Hey Simon,
Sure, I can try your proofs. I will try to prove the stronger statement.
A lot of this is just reproving the adjoint functor theorem for posets, but I am trying to internalize this stuff so I am reviewing it.
> Suppose \\(\mathcal{V}\\) is a monoidal partial order which has all joins, then \\(\mathcal{V}\\) is closed if and only if the monoidal product distributes over joins.
**Proof.**
Let \\(\mathcal{V} = (V, \leq, \otimes, I, \bigvee)\\) be a monoidal partial order with arbitrary joins \\(\bigvee\\).
**Closed** \\(\implies\\) **Distributivity**: Assume \\(\mathcal{V}\\) is closed.

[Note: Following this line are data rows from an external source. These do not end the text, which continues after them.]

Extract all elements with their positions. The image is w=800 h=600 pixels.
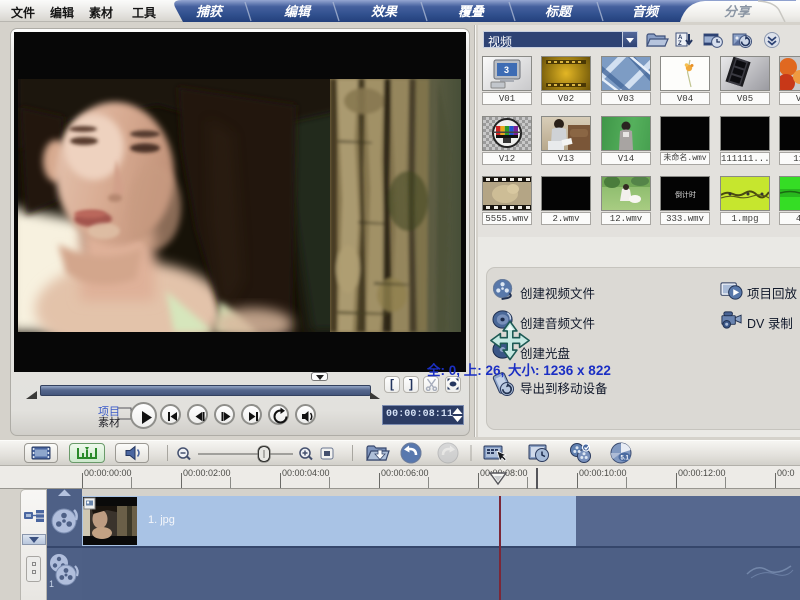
svg-text:覆叠: 覆叠 bbox=[458, 1, 486, 20]
svg-text:捕获: 捕获 bbox=[196, 1, 225, 20]
svg-text:5.1: 5.1 bbox=[621, 456, 630, 462]
svg-text:音频: 音频 bbox=[632, 1, 661, 20]
svg-text:标题: 标题 bbox=[545, 1, 574, 20]
svg-text:编辑: 编辑 bbox=[284, 1, 312, 20]
svg-text:3: 3 bbox=[504, 65, 509, 75]
svg-text:分享: 分享 bbox=[724, 1, 752, 20]
svg-text:1: 1 bbox=[49, 579, 54, 589]
svg-text:Z: Z bbox=[678, 41, 682, 47]
svg-text:效果: 效果 bbox=[371, 1, 398, 20]
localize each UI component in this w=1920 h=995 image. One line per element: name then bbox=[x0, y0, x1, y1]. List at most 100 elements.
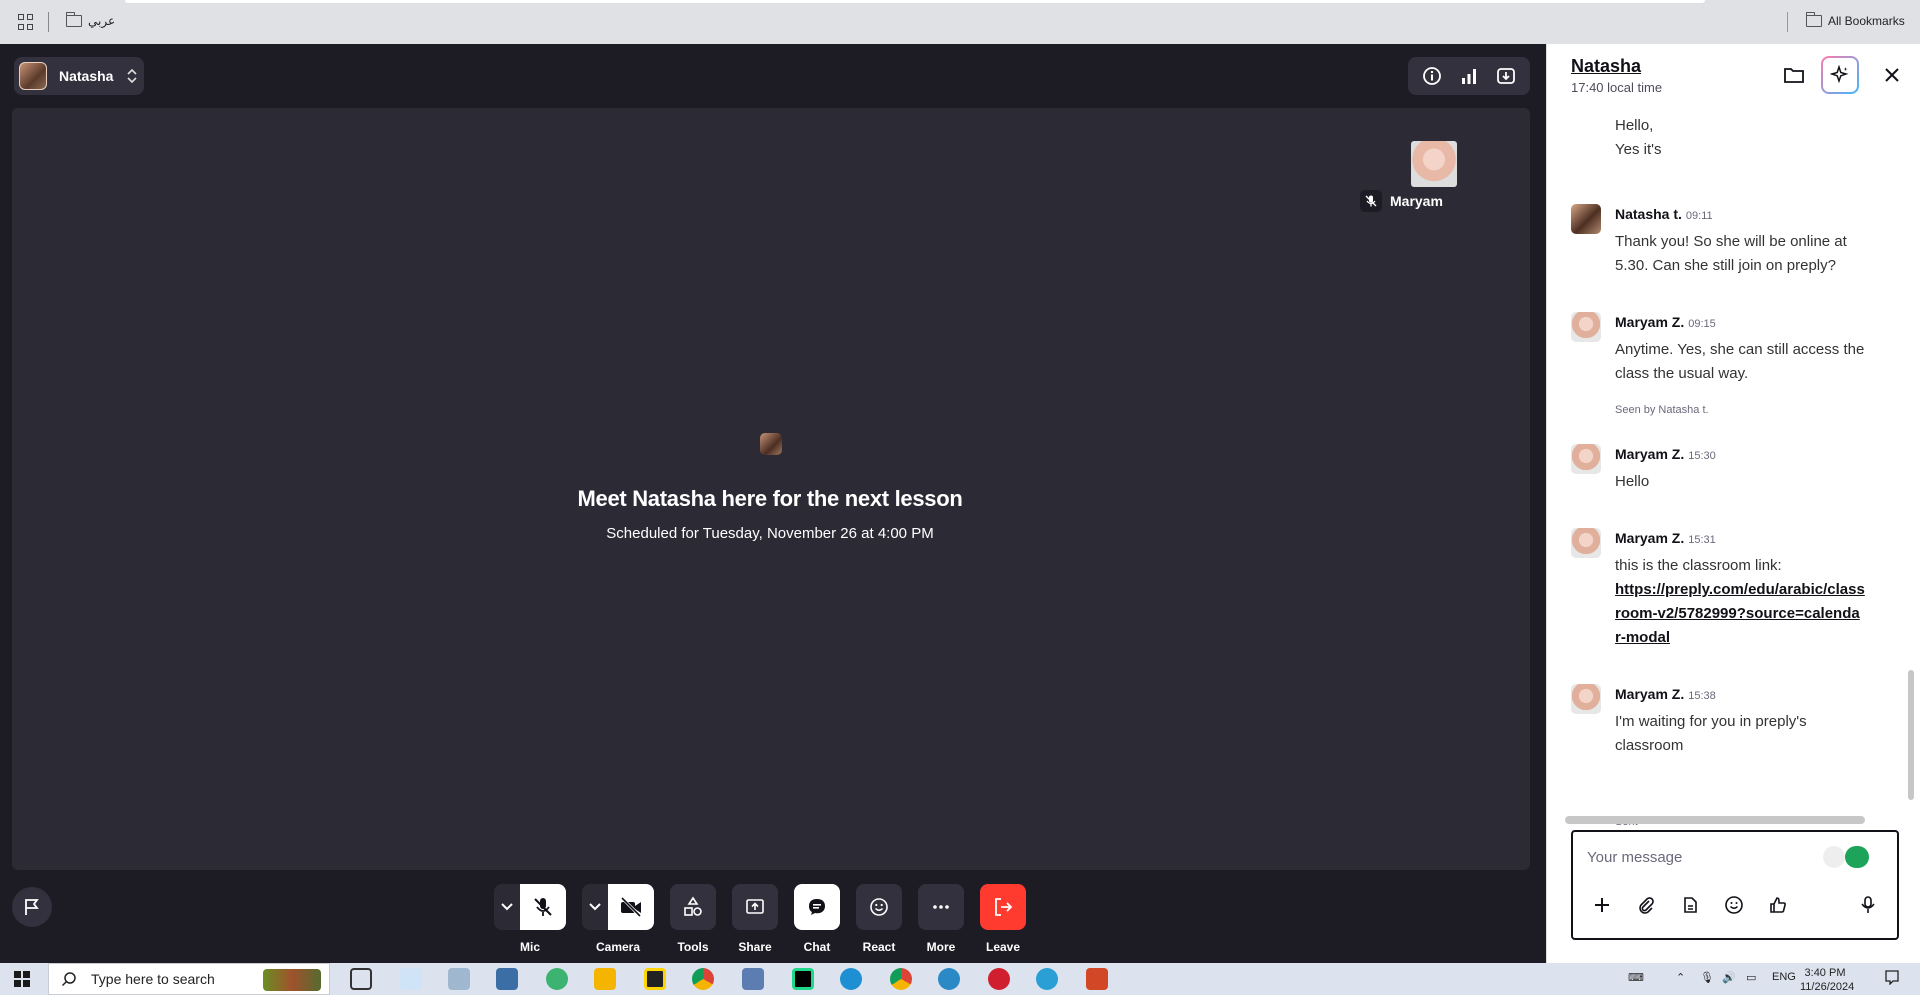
chevron-up-icon[interactable]: ⌃ bbox=[1676, 971, 1685, 984]
plus-icon bbox=[1595, 898, 1609, 912]
message-input[interactable] bbox=[1587, 846, 1817, 868]
camera-options-chevron-icon[interactable] bbox=[582, 884, 608, 930]
vertical-scrollbar[interactable] bbox=[1906, 110, 1916, 805]
mic-toggle-button[interactable] bbox=[520, 884, 566, 930]
folder-icon bbox=[1784, 68, 1804, 83]
download-icon[interactable] bbox=[1495, 65, 1517, 87]
scrollbar-thumb[interactable] bbox=[1565, 816, 1865, 824]
camera-label: Camera bbox=[595, 940, 641, 954]
emoji-button[interactable] bbox=[1719, 890, 1749, 920]
more-icon bbox=[933, 905, 949, 909]
more-label: More bbox=[926, 940, 956, 954]
photos-icon[interactable] bbox=[448, 968, 470, 990]
all-bookmarks[interactable]: All Bookmarks bbox=[1805, 12, 1905, 28]
bookmark-folder-arabic[interactable]: عربي bbox=[65, 12, 115, 28]
language-indicator[interactable]: ENG bbox=[1772, 971, 1796, 983]
edge-icon[interactable] bbox=[840, 968, 862, 990]
pycharm-icon[interactable] bbox=[792, 968, 814, 990]
clock-date: 11/26/2024 bbox=[1800, 981, 1855, 993]
signal-strength-icon[interactable] bbox=[1458, 65, 1480, 87]
message-time: 09:15 bbox=[1688, 318, 1716, 330]
chrome-profile-icon[interactable] bbox=[890, 968, 912, 990]
chat-app-icon[interactable] bbox=[546, 968, 568, 990]
chrome-icon[interactable] bbox=[692, 968, 714, 990]
apps-grid-icon[interactable] bbox=[18, 14, 34, 30]
voice-message-button[interactable] bbox=[1853, 890, 1883, 920]
app-icon[interactable] bbox=[496, 968, 518, 990]
pen-icon[interactable] bbox=[1823, 846, 1845, 868]
sticky-notes-icon[interactable] bbox=[644, 968, 666, 990]
message-author: Maryam Z. bbox=[1615, 530, 1685, 546]
message-text: this is the classroom link: https://prep… bbox=[1615, 554, 1865, 650]
chat-header: Natasha 17:40 local time bbox=[1547, 44, 1920, 106]
close-chat-button[interactable] bbox=[1873, 56, 1911, 94]
avatar bbox=[1571, 204, 1601, 234]
keyboard-icon[interactable]: ⌨ bbox=[1628, 971, 1644, 984]
network-icon[interactable]: ▭ bbox=[1746, 971, 1756, 984]
report-flag-button[interactable] bbox=[12, 887, 52, 927]
file-explorer-icon[interactable] bbox=[594, 968, 616, 990]
classroom-link[interactable]: https://preply.com/edu/arabic/classroom-… bbox=[1615, 581, 1865, 646]
sparkle-icon bbox=[1830, 65, 1849, 84]
omnibox-edge bbox=[125, 0, 1705, 3]
tools-icon bbox=[684, 896, 702, 916]
mic-label: Mic bbox=[519, 940, 540, 954]
camera-toggle-button[interactable] bbox=[608, 884, 654, 930]
note-button[interactable] bbox=[1675, 890, 1705, 920]
notifications-icon[interactable] bbox=[1884, 969, 1900, 988]
search-placeholder: Type here to search bbox=[91, 971, 215, 987]
more-button[interactable] bbox=[918, 884, 964, 930]
powerpoint-icon[interactable] bbox=[1086, 968, 1108, 990]
message-text: Hello, Yes it's bbox=[1615, 114, 1865, 162]
tools-button[interactable] bbox=[670, 884, 716, 930]
folder-icon bbox=[1805, 12, 1822, 27]
task-view-icon[interactable] bbox=[350, 968, 372, 990]
horizontal-scrollbar[interactable] bbox=[1555, 814, 1905, 826]
info-icon[interactable] bbox=[1421, 65, 1443, 87]
thumbs-up-button[interactable] bbox=[1763, 890, 1793, 920]
attach-button[interactable] bbox=[1631, 890, 1661, 920]
edge-icon[interactable] bbox=[1036, 968, 1058, 990]
message-text: Hello bbox=[1615, 473, 1650, 490]
translate-icon[interactable] bbox=[1845, 846, 1869, 868]
message-time: 15:38 bbox=[1688, 690, 1716, 702]
ai-assistant-button[interactable] bbox=[1821, 56, 1859, 94]
microphone-icon[interactable]: 🎙 bbox=[1700, 971, 1714, 984]
seen-status: Seen by Natasha t. bbox=[1615, 404, 1709, 416]
message-time: 09:11 bbox=[1685, 210, 1713, 222]
app-icon[interactable] bbox=[742, 968, 764, 990]
message-author: Maryam Z. bbox=[1615, 446, 1685, 462]
leave-button[interactable] bbox=[980, 884, 1026, 930]
camera-control: Camera bbox=[582, 884, 654, 954]
edge-icon[interactable] bbox=[938, 968, 960, 990]
scrollbar-thumb[interactable] bbox=[1908, 670, 1914, 800]
avatar bbox=[1571, 444, 1601, 474]
files-button[interactable] bbox=[1775, 56, 1813, 94]
message-list[interactable]: Hello, Yes it's Natasha t. 09:11 Thank yo… bbox=[1547, 110, 1920, 860]
app-icon[interactable] bbox=[988, 968, 1010, 990]
volume-icon[interactable]: 🔊 bbox=[1722, 971, 1736, 984]
message-meta: Natasha t. 09:11 bbox=[1615, 206, 1713, 222]
chat-control: Chat bbox=[794, 884, 840, 954]
snipping-tool-icon[interactable] bbox=[400, 968, 422, 990]
mic-options-chevron-icon[interactable] bbox=[494, 884, 520, 930]
chat-button[interactable] bbox=[794, 884, 840, 930]
message-author: Natasha t. bbox=[1615, 206, 1682, 222]
avatar bbox=[1571, 312, 1601, 342]
search-highlight-image bbox=[263, 969, 321, 991]
chat-contact-name[interactable]: Natasha bbox=[1571, 56, 1641, 77]
windows-start-icon[interactable] bbox=[14, 971, 30, 992]
avatar bbox=[19, 62, 47, 90]
system-clock[interactable]: 3:40 PM 11/26/2024 bbox=[1800, 966, 1855, 994]
taskbar-search[interactable]: Type here to search bbox=[48, 963, 330, 995]
video-call-area: Natasha Maryam Meet Natasha here for the… bbox=[0, 44, 1546, 963]
participant-switcher[interactable]: Natasha bbox=[14, 57, 144, 95]
local-time: 17:40 local time bbox=[1571, 80, 1663, 95]
chat-panel: Natasha 17:40 local time Hello, Yes it's… bbox=[1546, 44, 1920, 963]
react-button[interactable] bbox=[856, 884, 902, 930]
leave-control: Leave bbox=[980, 884, 1026, 954]
add-button[interactable] bbox=[1587, 890, 1617, 920]
clock-time: 3:40 PM bbox=[1804, 967, 1846, 979]
share-button[interactable] bbox=[732, 884, 778, 930]
message-text: Anytime. Yes, she can still access the c… bbox=[1615, 341, 1865, 382]
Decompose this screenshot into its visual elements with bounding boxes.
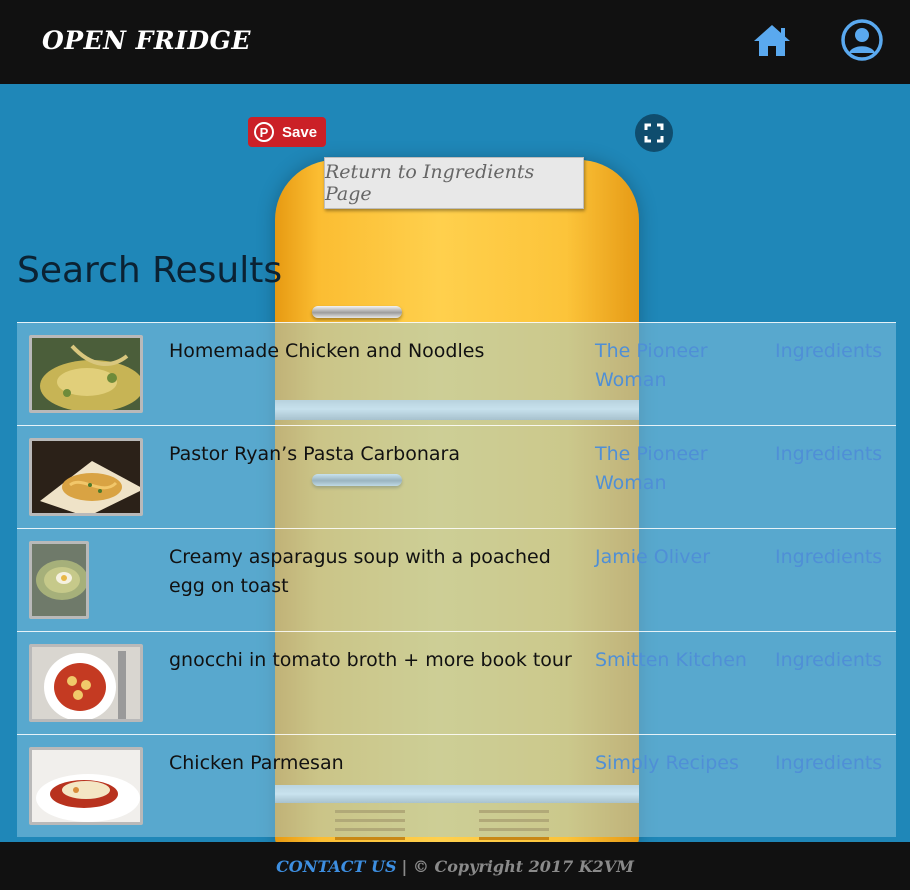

Then \\(\mathcal{V}\\) has a [residual](https://en.wikipedia.org/wiki/Residuated_lattice) \\(\multimap : V \to V \to V\\) such that \\(a \otimes - \dashv a \multimap -\\). Using this Galois connection we have
\[
\begin{align}
\bigvee (a \otimes x) \leq y
& \iff \forall x. a \otimes x \leq y \\\\
& \iff \forall x. x \leq a \multimap y \\\\
& \iff \bigvee x \leq a \multimap y \\\\
& \iff a \otimes \bigvee x \leq y
\end{align}
\]
Hence \\(\bigvee (a \otimes x) \leq y \iff a \otimes \bigvee x \leq y\\).
Since \\(\bigvee (a \otimes x) \leq \bigvee (a \otimes x) \\) we have \\(a \otimes \bigvee x \leq \bigvee (a \otimes x). \\)
Moreover, because \\(a \otimes \bigvee x \leq a \otimes \bigvee x \\) we have \\(\bigvee (a \otimes x) \leq a \otimes \bigvee x. \\)
Hence \\(\bigvee (a \otimes x) = a \otimes \bigvee x \\) since \\(\mathcal{V}\\) is a partial order.
**Distributivity** \\(\implies\\) **Closed**: Assume that \\(\mathcal{V}\\) distributes \\(\otimes\\) over \\(\bigvee\\). To show that \\(\mathcal{V}\\) is closed, we need a right adjoint to \\(a \otimes -\\). Using the old result from [Lecture 6](https://forum.azimuthproject.org/discussion/1901/lecture-6-chapter-1-computing-adjoints/), if the right adjoint \\(a \multimap -\\) does exist it is defined by:
\[ a \multimap y := \bigvee\lbrace x\mid a\otimes x \leq y\rbrace \]
In order to establish \\(a \otimes - \dashv a \multimap -\\), we need to show:
\[
a \otimes x \leq y \iff x \leq a \multimap y
\]
The forward direction is simple and does not rely on distributivity. Assume \\(a \otimes x \leq y\\). Then we know that \\(x \in \lbrace x \mid a \otimes x \leq y \rbrace\\) hence \\( x \leq \bigvee \lbrace x \mid a \otimes x \leq y \rbrace \\), which is the same as \\(x \le a \multimap y\\).
The converse requires distributivity. Assume \\(x \leq \bigvee \lbrace x \mid a \otimes x \leq y \rbrace\\). Since \\(a \otimes -\\) is monotonic we have
\[
a \otimes x \leq a \otimes \bigvee \lbrace x \mid a \otimes x \leq y \rbrace
\]
So it suffices to show \\(a \otimes \bigvee \lbrace x \mid a \otimes x \leq y \rbrace \leq y\\).
Since \\(\mathcal{V}\\) is distributive by hypothesis, we have:
\[
a \otimes \bigvee \lbrace x \mid a \otimes x \leq y \rbrace = \bigvee \lbrace a \otimes x \mid a \otimes x \leq y \rbrace
\]
However we can see that \\(y\\) is an upper bound of \\(\lbrace a \otimes x \mid a \otimes x \leq y \rbrace\\), hence \\( \bigvee \lbrace a \otimes x \mid a \otimes x \leq y \rbrace \leq y\\), and thus the theorem by distributivity. \\( \qquad \blacksquare \\)
-----------------------------
I have been thinking about the assumption that \\(\mathcal{V}\\) has arbitrary joins.
Is there a closed monoidal partial order which does not have arbitrary joins?